Über die Hälfte der im ersten Halbjahr 2023 abgeschobenen 7861 Personen wurden demnach in Linienflüge oder sogenannte »Sammelabschiebeflüge« gesetzt. Dabei werden sie durch die Polizei oder private »Sicherheitsbegleiter« eskortiert. Zusätzlich gab es außerdem 2186 sogenannte Zurückschiebungen, die fast immer an den deutschen Landgrenzen erfolgten. Von den Maßnahmen waren laut der Antwort 1375 Minderjährige betroffen.
Bei einem großen Teil der als »Rückführungen« bezeichneten Maßnahmen handelte es sich um sogenannte Dublin-Fälle: Schutzsuchende müssen ihr Asylverfahren in dem Land durchführen lassen, in dem sie zuerst in der EU angekommen sind. Diese Dublin-Abschiebungen betrafen 2473 Personen, gegenüber 2022 ist dies ein Anstieg um über ein Drittel. Die hauptsächlichen Zielstaaten dieser Überstellungen waren Österreich, Frankreich, Spanien, Polen, Bulgarien und die Niederlande.
»Es macht sprachlos, welche Ressourcen Bund und Länder bereit sind einzusetzen, um Menschen außer Landes zu schaffen«, sagt die Fragestellerin Bünger dazu dem »nd«. Abschiebeflüge, die horrende Kosten verursachen und bei denen die Zahl der Begleitbeamten die der abzuschiebenden Personen um ein Vielfaches übersteigt, seien keine Seltenheit.

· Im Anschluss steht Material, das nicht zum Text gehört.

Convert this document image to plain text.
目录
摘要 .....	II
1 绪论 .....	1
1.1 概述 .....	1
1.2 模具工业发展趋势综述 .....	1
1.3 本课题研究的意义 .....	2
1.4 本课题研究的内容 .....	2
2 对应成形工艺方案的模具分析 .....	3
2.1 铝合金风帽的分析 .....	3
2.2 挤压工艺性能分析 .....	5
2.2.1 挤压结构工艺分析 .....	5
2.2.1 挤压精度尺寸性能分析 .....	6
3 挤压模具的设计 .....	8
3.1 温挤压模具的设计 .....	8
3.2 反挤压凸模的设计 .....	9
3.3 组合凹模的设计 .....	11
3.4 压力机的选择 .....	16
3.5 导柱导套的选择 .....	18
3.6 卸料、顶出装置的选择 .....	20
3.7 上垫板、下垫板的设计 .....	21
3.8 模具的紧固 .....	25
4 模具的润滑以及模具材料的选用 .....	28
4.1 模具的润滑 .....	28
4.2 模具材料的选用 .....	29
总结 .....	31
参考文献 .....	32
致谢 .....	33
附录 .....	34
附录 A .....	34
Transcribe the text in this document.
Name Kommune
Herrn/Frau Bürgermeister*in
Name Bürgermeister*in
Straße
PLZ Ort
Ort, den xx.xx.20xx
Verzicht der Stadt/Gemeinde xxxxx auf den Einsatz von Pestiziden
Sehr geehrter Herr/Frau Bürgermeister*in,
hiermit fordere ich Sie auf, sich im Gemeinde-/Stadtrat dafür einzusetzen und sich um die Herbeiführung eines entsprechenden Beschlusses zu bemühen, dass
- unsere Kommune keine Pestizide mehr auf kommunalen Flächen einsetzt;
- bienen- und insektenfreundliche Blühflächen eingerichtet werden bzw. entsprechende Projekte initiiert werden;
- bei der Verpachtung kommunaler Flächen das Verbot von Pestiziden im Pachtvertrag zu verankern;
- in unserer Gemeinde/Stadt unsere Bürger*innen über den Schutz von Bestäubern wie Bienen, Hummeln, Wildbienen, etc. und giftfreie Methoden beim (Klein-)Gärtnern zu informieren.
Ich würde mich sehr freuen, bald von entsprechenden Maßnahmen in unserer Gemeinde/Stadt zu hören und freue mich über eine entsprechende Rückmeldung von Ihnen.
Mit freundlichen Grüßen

Diese Ausgaben gehen für jeden einzelnen der Linien- oder Charterflüge in die Zehntausende. Am teuersten war ein Flug vom Flughafen Frankfurt/Main nach Nigeria am 16. Mai, bei dem für 32 Abzuschiebende fast 400 000 Euro für die Bereitstellung des Flugzeugs anfielen. Die Kosten dafür übernimmt in den meisten Fällen Frontex. Die zusätzlichen Kosten für die »Sicherheitsbegleitung« gibt das Ministerium für das erste Halbjahr mit 3,9 Millionen Euro an.
Besonders teuer sind demnach sogenannte »Kleincharterrückführungen« mit bis zu vier Betroffenen. Eine solche Mini-Abschiebung von Leipzig in den Niger kostete im Februar für eine betroffene Person 120 450 Euro, dabei waren vier Polizisten zur Eskorte an Bord. Insgesamt wurden auf diese Weise in neun Einzelmaßnahmen 25 Personen außer Landes geschafft. Diese Maßnahmen werden nicht durch Frontex finanziert.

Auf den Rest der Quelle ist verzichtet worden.